Lui, invece, vuole vederci chiaro. Individua nella mafia la ricomposizione sociale, politica, culturale di eventi storici. La sua genesi, la sua esplosione, la sua straordinaria capacità criminale, non è frutto del destino cinico e baro, o di una sorta di deriva genetica dei siciliani, ma della precisa combinazione di obiettivi strategici, di natura politica ed economica, e della miseria, della destrutturazione culturale di un intero popolo messa in atto cinicamente. E non vi sono né sollevazioni popolari, né uomini dotati di raffinatissimo intelletto che vi possano porre rimedio. In qualche modo, Sciascia usa i suoi personaggi come burattini o marionette di questa trama già scritta. Il loro apparire sulla scena è la recita a soggetto, ciò che li precede è già noto, inutile reiterarne la genesi. I suoi personaggi sono prigionieri della storia, ed interpretano il ruolo che questa ha riservato loro. Non godono di alcuna libertà, non riescono nemmeno per un attimo ad essere artefici del proprio destino. In questo senso, forse, la sua narrativa è spietatamente antipirandelliana, poiché l’altro agrigentino certamente lasciava, pur mantenendone per sé il controllo con fili sottilissimi, margini al libero arbitrio dei suoi personaggi, perché fossero protagonisti della propria stessa vicenda umana.
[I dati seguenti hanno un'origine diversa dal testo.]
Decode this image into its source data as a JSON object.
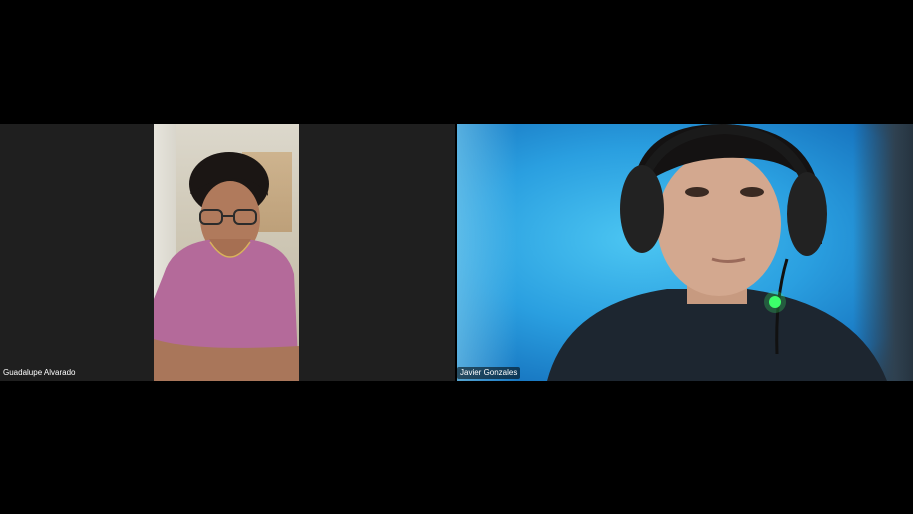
{
  "meeting": {
    "participants": [
      {
        "name": "Guadalupe Alvarado"
      },
      {
        "name": "Javier Gonzales"
      }
    ]
  },
  "colors": {
    "background": "#000000",
    "tile_left_bg": "#1f1f1f",
    "label_text": "#ffffff"
  }
}
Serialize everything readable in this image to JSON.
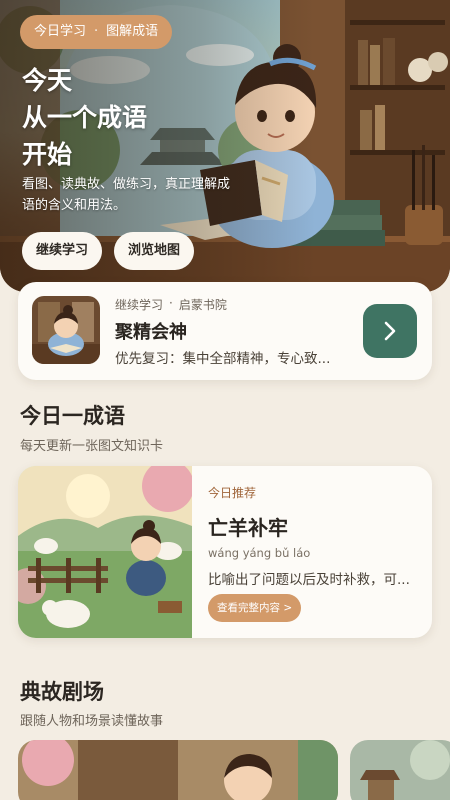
{
  "hero": {
    "tag_part1": "今日学习",
    "tag_sep": "·",
    "tag_part2": "图解成语",
    "title_line1": "今天",
    "title_line2": "从一个成语",
    "title_line3": "开始",
    "description": "看图、读典故、做练习，真正理解成语的含义和用法。",
    "button_continue": "继续学习",
    "button_map": "浏览地图"
  },
  "continue_card": {
    "meta_label": "继续学习",
    "meta_sep": "·",
    "meta_place": "启蒙书院",
    "title": "聚精会神",
    "subtitle": "优先复习：集中全部精神，专心致...",
    "arrow_icon": "chevron-right-icon"
  },
  "daily": {
    "section_title": "今日一成语",
    "section_subtitle": "每天更新一张图文知识卡",
    "label": "今日推荐",
    "idiom": "亡羊补牢",
    "pinyin": "wáng yáng bǔ láo",
    "description": "比喻出了问题以后及时补救，可...",
    "button": "查看完整内容 >"
  },
  "theater": {
    "section_title": "典故剧场",
    "section_subtitle": "跟随人物和场景读懂故事"
  },
  "colors": {
    "accent_orange": "#d39a69",
    "accent_green": "#3f7463",
    "background": "#f3ede3"
  }
}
Nella sua scrittura, Sciascia appare dotato di una capacità straordinaria di sintesi, a fronte di un profondissimo acume analitico. I fatti vengono eviscerati, scandagliati da ogni angolazione, disvelati nella loro contraddittorietà e quindi esposti senza nulla concedere all’improvvisazione narrativa. Ma nella sintesi efficace non si abdica all’espressione sorprendente, all’invenzione letteraria, ad un linguaggio superbo, colto, elegante. Il ruotare intorno alle vicende storiche e umane, all’osservazione attenta e minuziosa d’ogni più recondito ed apparentemente insignificante dettaglio, sembra essere l’esatto contraltare della sua postura statica. Immobile, come la statua che campeggia sulla piazza del suo paese natale, con l’immancabile sigaretta in mano, Sciascia si è assicurato un posto in prima fila nel teatro degli accadimenti, la cui rapidissima e folle corsa li porta a roteare intorno a lui perché ne possa cogliere le più impercettibili sfumature.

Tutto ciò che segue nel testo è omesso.